Corresponsal en ‘Marte’.

En un mismo diario no cubano, y en dos días consecutivos, leo dos frases destacadas sobre Cuba: “Los avances que han conseguido Cuba y EE.UU. en un año de distensión no llegan al día a día de los isleños”. Y: “Los habitantes de la isla intuyen que esta vez sí, que las cosas pueden mejorar”.

Me dirijo al diario, perplejo, con estas palabras: “Dos criterios antagónicos, motivados por no diferenciar entre Cuba y los cubanos, y por no llegar al fondo del asunto.
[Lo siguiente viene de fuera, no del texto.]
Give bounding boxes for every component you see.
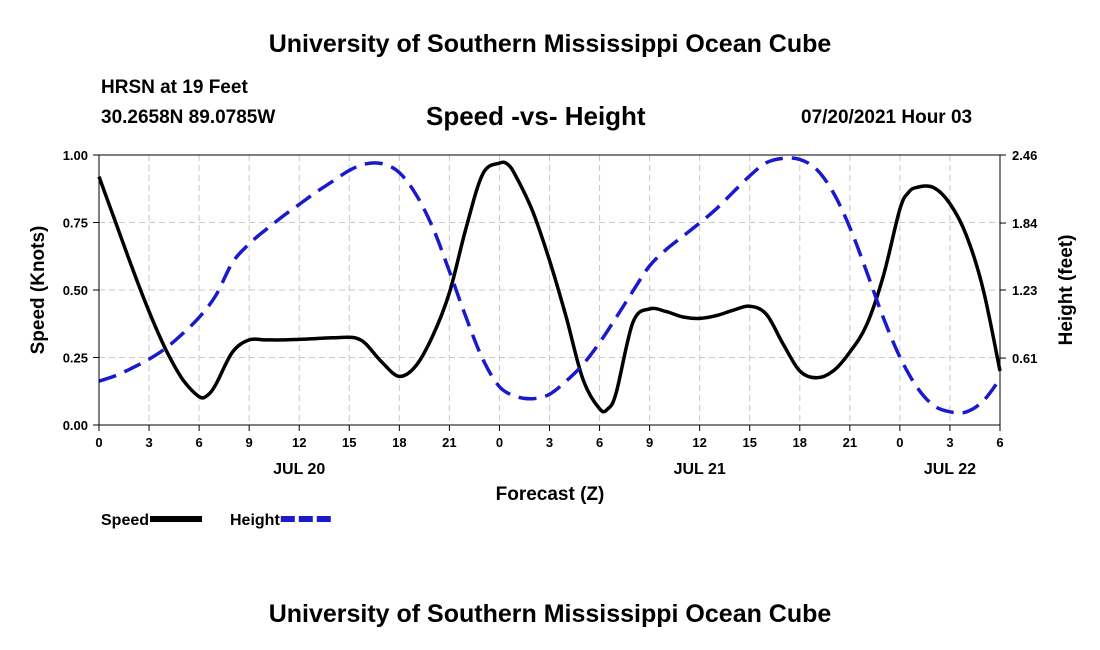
legend: Speed Height [101, 512, 333, 529]
x-tick-label: 6 [996, 435, 1003, 450]
x-tick-label: 21 [843, 435, 857, 450]
coordinates-label: 30.2658N 89.0785W [101, 107, 276, 128]
x-tick-label: 21 [442, 435, 456, 450]
y2-tick-label: 1.23 [1012, 283, 1037, 298]
y-tick-label: 0.50 [63, 283, 88, 298]
x-tick-label: 9 [646, 435, 653, 450]
x-tick-label: 0 [95, 435, 102, 450]
forecast-datetime: 07/20/2021 Hour 03 [801, 107, 973, 128]
x-tick-label: 12 [692, 435, 706, 450]
y2-tick-label: 0.61 [1012, 351, 1037, 366]
y-tick-label: 0.75 [63, 216, 88, 231]
x-tick-label: 3 [145, 435, 152, 450]
y-tick-label: 1.00 [63, 148, 88, 163]
y-tick-label: 0.00 [63, 418, 88, 433]
x-tick-label: 15 [342, 435, 356, 450]
x-tick-label: 18 [793, 435, 807, 450]
x-tick-label: 9 [246, 435, 253, 450]
x-tick-label: 0 [896, 435, 903, 450]
y-tick-label: 0.25 [63, 351, 88, 366]
series-lines [97, 156, 1002, 415]
axis-ticks [93, 154, 1006, 431]
speed-series-line [97, 160, 1002, 414]
y2-tick-label: 1.84 [1012, 216, 1038, 231]
y-axis-label: Speed (Knots) [28, 226, 49, 355]
footer-title: University of Southern Mississippi Ocean… [268, 600, 832, 628]
station-label: HRSN at 19 Feet [101, 77, 248, 98]
x-tick-label: 15 [742, 435, 756, 450]
y2-tick-label: 2.46 [1012, 148, 1037, 163]
date-label: JUL 20 [273, 461, 325, 478]
x-tick-label: 0 [496, 435, 503, 450]
x-tick-label: 6 [195, 435, 202, 450]
height-series-line [98, 156, 1002, 415]
grid-lines [99, 155, 1000, 425]
date-label: JUL 22 [924, 461, 976, 478]
legend-label: Height [230, 512, 280, 529]
x-tick-label: 3 [946, 435, 953, 450]
x-tick-label: 12 [292, 435, 306, 450]
page-title: University of Southern Mississippi Ocean… [268, 30, 832, 58]
axis-labels: 0 3 6 9 12 15 18 21 0 3 6 9 12 15 18 21 0 3 6 0.00 0.25 0.50 0… [63, 148, 1038, 478]
x-tick-label: 6 [596, 435, 603, 450]
x-tick-label: 18 [392, 435, 406, 450]
date-label: JUL 21 [674, 461, 726, 478]
legend-label: Speed [101, 512, 149, 529]
y2-axis-label: Height (feet) [1056, 235, 1077, 346]
x-axis-label: Forecast (Z) [496, 484, 605, 505]
chart-title: Speed -vs- Height [426, 101, 646, 131]
x-tick-label: 3 [546, 435, 553, 450]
La autora de la primera frase escribe lo que ve, pero la responsable de la segunda se equivoca del todo”.

Una, refuerza su argumento con frases escuchadas a pie de calle: “Mucho ruido y pocas nueces”; “Para la gente que vive de un salario, sin ayuda de remesas, llevar la comida a casa es más complicado que antes”; “Han pasado doce meses y no ha ocurrido nada sustantivo si hablamos de la gente normal que tiene que contar sus centavos”; “Más allá de titulares grandilocuentes, falta casi todo por hacer”; “Se ha mejorado la política pero no el comercio, y esto nos afecta porque las tiendas están más vacías”.
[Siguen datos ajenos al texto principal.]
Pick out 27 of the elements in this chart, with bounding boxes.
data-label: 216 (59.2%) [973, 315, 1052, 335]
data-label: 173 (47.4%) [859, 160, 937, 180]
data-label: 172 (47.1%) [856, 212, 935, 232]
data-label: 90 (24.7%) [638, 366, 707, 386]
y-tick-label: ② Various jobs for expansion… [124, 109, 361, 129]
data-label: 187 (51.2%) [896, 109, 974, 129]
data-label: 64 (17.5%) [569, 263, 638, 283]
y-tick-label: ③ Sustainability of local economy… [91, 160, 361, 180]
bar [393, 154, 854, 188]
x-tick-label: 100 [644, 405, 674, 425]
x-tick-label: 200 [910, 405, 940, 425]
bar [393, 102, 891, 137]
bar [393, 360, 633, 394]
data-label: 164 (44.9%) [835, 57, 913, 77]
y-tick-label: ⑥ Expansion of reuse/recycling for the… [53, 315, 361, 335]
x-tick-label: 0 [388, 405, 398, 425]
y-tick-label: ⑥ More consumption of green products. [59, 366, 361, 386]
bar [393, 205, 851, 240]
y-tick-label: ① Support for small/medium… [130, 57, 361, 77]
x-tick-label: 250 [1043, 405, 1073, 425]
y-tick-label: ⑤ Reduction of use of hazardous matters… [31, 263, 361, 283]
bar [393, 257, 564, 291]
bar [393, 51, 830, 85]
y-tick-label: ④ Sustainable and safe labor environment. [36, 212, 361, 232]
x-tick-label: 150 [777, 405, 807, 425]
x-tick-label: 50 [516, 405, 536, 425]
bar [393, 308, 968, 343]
La otra, ‘corresponsal en Marte’, se enreda en argumentos como la condonación a Cuba de casi 4.000 millones de euros derivados de los intereses generados por sus impagos; o que Obama espera darse en el primer semestre del año entrante un baño de multitudes en el Malecón habanero…

Precisamente ayer, en Cuba presentaron cuentas. Y aproveché para ironizar en la edición internacional del diario oficial del Partido: “Desde que comencé a fijarme en los datos económicos hace ya años, hay dos que jamás cambian, la economía creció un 4%, y los turistas llegaron a 2 millones. Año tras año… ¡Sorprendente!”.

Y también ayer, The New York Times abogaba por derogar las normas que facilitan a los cubanos emigrar a EE.UU. Se refiere a la Ley de Ajuste Cubano, que otorga un trato especial a los isleños. Defiende el prestigioso diario la idea de garantizar que los cubanos que lleguen a suelo USA y no demuestren estar en riesgo de persecución en casa, puedan ser devueltos a la isla. La idea es evitar el éxodo masivo.

La noticia la leí en un diario de Los Ángeles que se hacía eco. Es un periódico leído por una populosa comunidad latina con la que me complace comentar. Y lo hice: “Precisamente esta noticia va a crear el efecto contrario. En cuanto llegue el rumor a la isla de que pueden ser repatriados, van a salir de Cuba por millones, antes de que pueda implementarse. Ya hay miles varados en la frontera cerrada entre Nicaragua y Costa Rica, miles más en Panamá esperando, y miles más aguardando visa ecuatoriana en su consulado en La Habana. Con todos mis respetos, The NYT no es consciente de lo que esta noticia puede crear”.